In this creative and enchanting work, Ross challenges us to recover the lost process of beholding and give it a central place in Christian theology and practice. She also wants us to appreciate silence as "a limitless interior space." Ross is convinced that all our ills come from the loss of silence and beholding; our descent into noise and our bungling of our stewardship of the world are two prime examples.

The author laments the loss of discretion, which is learned by example. In the tradition of the Desert Fathers and Mothers, we see that this virtue is not just a skill, "it is more like an art, the creation of an atmosphere where new connections can be made." Discretion is also found in our commitment to our own core silence.

Ross is not the first to write about the lackluster quality of worship in so many churches.
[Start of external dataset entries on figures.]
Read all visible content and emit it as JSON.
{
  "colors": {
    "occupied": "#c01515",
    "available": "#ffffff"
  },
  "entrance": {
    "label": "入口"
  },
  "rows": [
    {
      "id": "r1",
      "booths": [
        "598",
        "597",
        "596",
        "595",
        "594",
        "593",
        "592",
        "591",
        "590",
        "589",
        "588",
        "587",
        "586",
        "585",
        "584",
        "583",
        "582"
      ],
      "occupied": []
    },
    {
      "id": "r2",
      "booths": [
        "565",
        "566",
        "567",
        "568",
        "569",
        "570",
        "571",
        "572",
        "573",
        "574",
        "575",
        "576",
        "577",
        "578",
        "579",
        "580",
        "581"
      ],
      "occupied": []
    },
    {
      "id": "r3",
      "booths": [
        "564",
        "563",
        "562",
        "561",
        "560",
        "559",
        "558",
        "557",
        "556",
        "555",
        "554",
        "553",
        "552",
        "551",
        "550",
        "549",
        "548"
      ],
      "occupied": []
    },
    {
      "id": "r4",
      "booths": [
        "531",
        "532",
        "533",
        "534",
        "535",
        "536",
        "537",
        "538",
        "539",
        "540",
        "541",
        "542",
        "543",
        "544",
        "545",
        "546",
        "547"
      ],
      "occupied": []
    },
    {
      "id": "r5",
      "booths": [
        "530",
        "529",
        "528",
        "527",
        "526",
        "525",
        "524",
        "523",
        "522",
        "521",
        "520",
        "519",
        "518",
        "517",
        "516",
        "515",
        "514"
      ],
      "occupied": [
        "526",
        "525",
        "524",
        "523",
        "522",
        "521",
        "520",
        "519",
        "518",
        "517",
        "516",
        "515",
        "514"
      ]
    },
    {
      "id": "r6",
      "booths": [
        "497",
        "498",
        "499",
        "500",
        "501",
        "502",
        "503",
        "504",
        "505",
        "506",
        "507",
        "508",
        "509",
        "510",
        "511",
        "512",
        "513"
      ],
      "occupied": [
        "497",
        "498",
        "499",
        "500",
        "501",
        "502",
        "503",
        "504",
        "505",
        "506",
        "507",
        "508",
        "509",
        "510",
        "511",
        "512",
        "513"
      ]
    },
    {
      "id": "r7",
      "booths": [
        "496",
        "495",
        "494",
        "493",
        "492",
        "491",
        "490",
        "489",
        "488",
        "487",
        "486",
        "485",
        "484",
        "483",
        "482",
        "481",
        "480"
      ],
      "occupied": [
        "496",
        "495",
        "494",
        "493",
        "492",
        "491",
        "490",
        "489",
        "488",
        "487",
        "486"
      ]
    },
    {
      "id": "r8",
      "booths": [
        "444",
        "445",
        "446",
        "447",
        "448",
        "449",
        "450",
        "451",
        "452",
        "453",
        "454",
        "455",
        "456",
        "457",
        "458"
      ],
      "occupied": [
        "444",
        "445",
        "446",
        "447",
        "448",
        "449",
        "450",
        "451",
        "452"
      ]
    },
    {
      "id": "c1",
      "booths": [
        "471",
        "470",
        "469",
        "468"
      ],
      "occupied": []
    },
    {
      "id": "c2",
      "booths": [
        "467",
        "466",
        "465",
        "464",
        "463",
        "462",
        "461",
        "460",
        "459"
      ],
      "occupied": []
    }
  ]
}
What can be done to turn things around? "Liturgy acts on us the same way as a vast and beautiful landscape, such as Glacier Bay: we are awakened; our pain is taken from us and our lives transfigured." In other words, worship can be reinvigorated by reverence for God, for community, and for the world.

In other essays, Ross writes about the need for Christians to become fully aware of our divinity; to practice adoration as an outgrowth of silence, to realize that heaven can wait, and to acknowledge the way of tears as prayer itself.